Welcome to the Hot Seat, where we interview folks involved in Brooklyn real estate, architecture, development and the like. Introducing the ladies of Egg Collective: Crystal Ellis, Stephanie Beamer and Hillary Petrie. Egg Collective is a Brooklyn-based design company that builds furniture and home objects.
Brownstoner: What neighborhood do you live in, and how’d you end up there?
Egg Collective: Our shop and studio are outside of the Navy Yard in Clinton Hill. We wanted to be within walking distance of work, so we all live in the Fort Greene and Clinton Hill neighborhoods.
BS: Can you talk about the beginnings of your firm, and the initial concept and goals of Egg Collective?
EC: We started designing together when we graduated from Architecture School at Washington University in St. Louis in 2006. We met over Tuesday night dinners as a way to keep our creative minds stimulated. Our goals have evolved from having a creative outlet to establishing a company that builds on the ethics and skill sets we have gathered over the years. Egg Collective was officially formed in 2011 with the intention of designing and producing contemporary heirloom quality furniture that is made in America.
After the jump, the design scene in Brooklyn, Egg Collective’s latest work, and tips to maximize a small space…
BS: What are you working on in Brooklyn currently?
EC: We are currently working on producing the collection we launched at the International Contemporary Furniture Fair in May of 2012. We are also in the process of developing new designs to debut this Spring. Here’s an image of our Oscar dining table with a nickel base and silver travertine top.
BS: What’s happening in Brooklyn right now, design-wise? There’s definitely a shift toward hand-crafted, local workmanship, which is Egg Collective’s focus. Why do you think we’re seeing this shift?
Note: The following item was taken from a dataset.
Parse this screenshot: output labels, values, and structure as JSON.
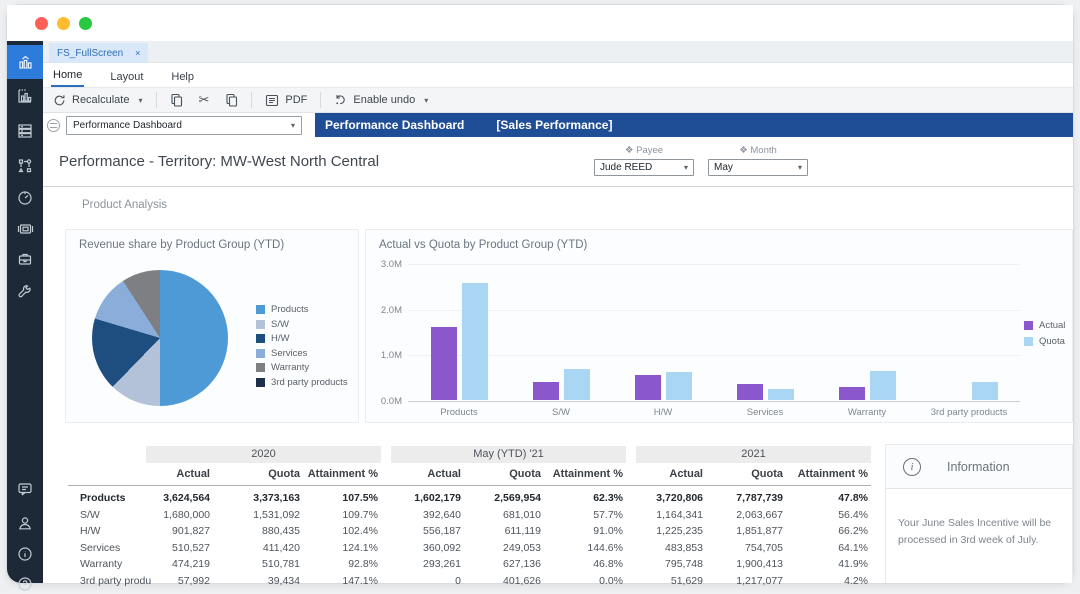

EC: There has been a resurgence in buying local. It is a natural derivation of the sustainable movement. Consumers are becoming more aware of the effects of where they buy their products. The story of everything from food to furniture gives the consumer a direct understanding and appreciation of a product’s provenance.
BS: You recently opened a showroom in Wallabout. This area, especially so close to the Brooklyn Navy Yard, is home to lots of artists and designers. Why’d you pick this neighborhood and what’s it like working there?
EC: Stephanie had worked in this area before forming Egg, and suggested that we think about getting space here. Even in our short tenure, we have seen the area change quite a bit. As older warehouse spaces have turned over, they have been converted into artist studios housing a diverse group of creative types. We feel fortunate to be a part of that community.
BS: Many people in Brooklyn are not working with lots of space when they go about designing and decorating their apartments. Do you have some simple tips to maximize your space through design?
EC: Less is more. Keep the things you really love, and try to let go of those you don’t. A mirror goes a long way in a small space — reflecting light and visually increasing space.
BS: Finally your favorites: Favorite Brooklyn neighborhood, favorite interior space in New York City, and favorite building in Brooklyn.
EC: Neighborhood: Fort Greene/Clinton Hill — it’s our home! And we love living here.
Interior space: the interiors at Lincoln Center — specifically the ballet and the Met.
Favorite building(s): the mansions on Clinton Avenue between Gates and Willoughby.